In a country where people define themselves as fans of sports teams or pop stars or political figures, I’ve never considered myself one of them. I tend to like a particular song, that one standout book, a single interview or quote. This is a very neat trick, separating the work from the artist, the event from the whole human being. It is perhaps an immature approach. Entertain me, but don’t be real, don’t make mistakes, don’t expect me to be compassionate. Dance, monkey, dance.
Kinder, wiser friends will tell me that wisdom can come from inherently flawed human beings. I tilt my head at them like a puzzled Labrador. In a capitalist society, even wisdom has costs associated with it. Do I buy a book from someone who writes about ethical living, but does not put it into practice?
Perhaps it is the gendered nature and the power dynamic of sexual abuse that weighs upon me. If it were a drinking or gambling problem there would be more room for compassion, but I’m at a stage in my life where I’m fed up with these stories. I’m fed up with the misogyny, the emotional damage, and the missing contrition or commitment to change – by spiritual leaders and the institutions that protect them.

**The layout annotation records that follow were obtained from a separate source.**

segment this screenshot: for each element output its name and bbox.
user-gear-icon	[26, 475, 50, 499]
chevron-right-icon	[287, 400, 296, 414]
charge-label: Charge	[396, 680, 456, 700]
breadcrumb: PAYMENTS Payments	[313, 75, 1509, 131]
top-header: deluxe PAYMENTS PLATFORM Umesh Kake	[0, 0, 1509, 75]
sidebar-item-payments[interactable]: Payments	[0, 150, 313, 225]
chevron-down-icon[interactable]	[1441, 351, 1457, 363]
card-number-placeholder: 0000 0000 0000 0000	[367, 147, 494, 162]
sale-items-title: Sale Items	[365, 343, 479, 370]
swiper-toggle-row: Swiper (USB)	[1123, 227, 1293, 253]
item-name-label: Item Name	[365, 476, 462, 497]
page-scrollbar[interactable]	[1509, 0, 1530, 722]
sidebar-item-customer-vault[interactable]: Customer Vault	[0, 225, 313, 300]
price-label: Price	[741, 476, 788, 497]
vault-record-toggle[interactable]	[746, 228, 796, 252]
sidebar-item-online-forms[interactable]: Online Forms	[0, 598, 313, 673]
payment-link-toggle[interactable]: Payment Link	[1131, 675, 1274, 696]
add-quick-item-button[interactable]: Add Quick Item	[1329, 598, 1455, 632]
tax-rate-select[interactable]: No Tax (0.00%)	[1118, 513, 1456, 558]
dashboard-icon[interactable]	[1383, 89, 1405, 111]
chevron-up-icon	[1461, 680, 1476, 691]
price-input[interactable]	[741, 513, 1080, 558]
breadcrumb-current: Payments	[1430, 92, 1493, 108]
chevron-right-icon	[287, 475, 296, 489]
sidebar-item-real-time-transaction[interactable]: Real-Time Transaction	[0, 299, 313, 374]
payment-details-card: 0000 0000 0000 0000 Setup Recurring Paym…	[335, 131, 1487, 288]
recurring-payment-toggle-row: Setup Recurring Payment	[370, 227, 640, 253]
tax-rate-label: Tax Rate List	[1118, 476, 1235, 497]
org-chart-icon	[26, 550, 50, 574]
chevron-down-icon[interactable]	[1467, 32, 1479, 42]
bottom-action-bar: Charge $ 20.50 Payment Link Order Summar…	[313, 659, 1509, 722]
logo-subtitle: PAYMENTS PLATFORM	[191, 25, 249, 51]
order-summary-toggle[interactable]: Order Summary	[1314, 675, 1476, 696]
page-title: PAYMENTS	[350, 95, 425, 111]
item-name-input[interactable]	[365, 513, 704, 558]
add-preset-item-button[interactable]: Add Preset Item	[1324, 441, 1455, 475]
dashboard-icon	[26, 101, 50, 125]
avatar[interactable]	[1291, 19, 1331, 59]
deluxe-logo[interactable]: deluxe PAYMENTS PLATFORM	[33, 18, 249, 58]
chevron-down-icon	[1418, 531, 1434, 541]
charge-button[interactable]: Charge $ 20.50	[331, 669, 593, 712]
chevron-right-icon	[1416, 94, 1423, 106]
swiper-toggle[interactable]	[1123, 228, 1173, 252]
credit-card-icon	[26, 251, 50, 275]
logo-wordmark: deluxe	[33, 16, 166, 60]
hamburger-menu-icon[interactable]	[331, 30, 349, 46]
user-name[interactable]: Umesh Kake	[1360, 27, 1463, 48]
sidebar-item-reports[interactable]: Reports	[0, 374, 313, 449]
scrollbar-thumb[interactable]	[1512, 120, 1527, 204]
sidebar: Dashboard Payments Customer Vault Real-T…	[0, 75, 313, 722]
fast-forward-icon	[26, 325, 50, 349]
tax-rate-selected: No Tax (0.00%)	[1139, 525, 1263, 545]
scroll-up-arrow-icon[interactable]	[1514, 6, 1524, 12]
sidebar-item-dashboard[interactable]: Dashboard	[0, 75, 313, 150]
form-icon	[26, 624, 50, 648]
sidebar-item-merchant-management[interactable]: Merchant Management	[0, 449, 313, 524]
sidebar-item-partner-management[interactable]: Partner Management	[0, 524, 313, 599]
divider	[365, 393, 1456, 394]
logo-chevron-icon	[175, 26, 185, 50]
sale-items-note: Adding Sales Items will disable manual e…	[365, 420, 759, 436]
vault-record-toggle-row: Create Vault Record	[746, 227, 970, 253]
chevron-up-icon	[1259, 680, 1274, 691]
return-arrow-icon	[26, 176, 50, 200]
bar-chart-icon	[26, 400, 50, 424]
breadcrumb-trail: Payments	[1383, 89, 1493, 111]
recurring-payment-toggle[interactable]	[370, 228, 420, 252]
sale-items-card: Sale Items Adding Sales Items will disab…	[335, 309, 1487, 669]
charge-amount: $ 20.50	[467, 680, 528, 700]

117 billion humans have been born on this planet. Nearly all of them have tried to give advice. There have to be a few living and dead who had great wisdom and didn’t feel the need to grope anyone. Even then, we get into the products of their time weeds. If it’s not sexism, it’s some other abhorrent bigotry or straight up eugenics. Beyond the ick factor, it’s hard not to doubt the veracity of the wisdom. How spiritually intelligent is someone who can’t see the humanity of others?